2026.02.12 堀場製作所、グローバル新本社を建設へ 成長に向けた事業基盤を強化

説明する堀場製作所の堀場取締役 

グローバル新本社の完成イメージグローバル新本社の完成イメージ

 堀場製作所は12日、京都市南区吉祥院の本社敷地内にグローバル新本社を建設すると発表した。投資額は370億円。地上10階、地下1階の構造で、現本社から約11倍の規模へ拡大。2028年1月に竣工する予定。グローバルなオペレーションの進化とさらなる成長に向けた事業基盤の強化が狙いだ。  

 名称は「HORIBAグループ グローバル本社」で、昨年12月に着工した。敷地面積は1万5886m²、延べ床面積が3万7443m²。構造は鉄骨造で、一部が鉄骨鉄筋コンクリート造。高さは約45m。エネルギー効率が高い「ZEB Oriented」以上の環境性能を備える予定で、省エネの照明や空調設備を導入する。従業員数は約4倍へと拡大。最大就業人数は1300人。最適な人材の配置とコミュニケーションを追求した施策を講じ、グローバルとローカルの両輪で多様なビジネス改革を加速させる工夫を凝らす。 
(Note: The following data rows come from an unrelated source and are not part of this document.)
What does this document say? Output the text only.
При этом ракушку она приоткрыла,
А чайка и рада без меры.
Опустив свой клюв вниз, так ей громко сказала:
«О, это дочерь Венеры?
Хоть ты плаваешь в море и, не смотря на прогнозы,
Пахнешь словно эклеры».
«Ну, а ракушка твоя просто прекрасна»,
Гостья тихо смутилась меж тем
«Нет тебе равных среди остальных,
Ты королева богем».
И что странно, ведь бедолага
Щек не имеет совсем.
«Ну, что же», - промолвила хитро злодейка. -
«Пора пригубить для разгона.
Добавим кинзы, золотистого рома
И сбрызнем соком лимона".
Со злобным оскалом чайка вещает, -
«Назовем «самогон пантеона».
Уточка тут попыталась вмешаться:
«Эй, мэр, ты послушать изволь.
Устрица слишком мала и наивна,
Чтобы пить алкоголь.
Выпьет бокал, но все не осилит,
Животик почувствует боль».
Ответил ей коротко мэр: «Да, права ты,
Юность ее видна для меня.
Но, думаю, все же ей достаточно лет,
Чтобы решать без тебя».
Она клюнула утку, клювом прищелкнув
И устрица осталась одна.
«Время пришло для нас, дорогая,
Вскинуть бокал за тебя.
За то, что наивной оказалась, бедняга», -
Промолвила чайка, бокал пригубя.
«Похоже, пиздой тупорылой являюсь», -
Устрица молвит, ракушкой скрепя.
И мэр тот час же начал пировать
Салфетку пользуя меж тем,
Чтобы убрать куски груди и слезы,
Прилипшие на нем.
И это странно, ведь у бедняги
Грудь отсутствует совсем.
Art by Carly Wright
 さらに、機能として「Global Operation Floor」を新設。多国籍な人財で構成される事業戦略チームを立ち上げ、グループ全体の司令塔やサポーターとして迅速に戦略を立案し、実行できるようにする。 

 また、あらゆる仕切りを取り払いシームレスなオフィス空間を実現するとともに、部署や役職の垣根を超えたオープンな対話を促す「Mini FUN HOUSE」も開設。本社やグループ会社の企画・戦略・管理・営業部門が集結する。 

 1階は、エントランスに創業から現在の成長に至るまでの歴史やDNAを体系的に捉えるミュージアムを構えるほか、約500人が収容できる大ホールも設ける。2階は、実機や3D(3次元)プロジェクターなどを用いて、グローバルに展開する製品や技術から拠点に至るまでをリアルに感じることのできる「HORIBA Showcase」を設置。来客用の会議室も用意する。 

 3階はカフェテリアと会議室で、4~8階はオフィスフロア。9階は役員室、10階が屋上テラスとなる。 

 堀場弾取締役は「当社は10年前と比べると売上高が2倍、利益が3倍と拡大してきた。グローバル化も推進しており、外国人の従業員は全体の6割となった。海外メンバーが本社に来て、パフォーマンスを最大化できるようにする。さらなる成長に向けた投資」と説明する。 

 デザインにもこだわり、オフィスの中央を貫く吹き抜けと大階段でつながるシームレスな空間を実現するほか、各所にオープンなスペースを設置する。新たな気づきや連携を生み出す工夫も凝らす。「器がよくないと中身も生かせない。デザインもよくする」(足立正之社長)という。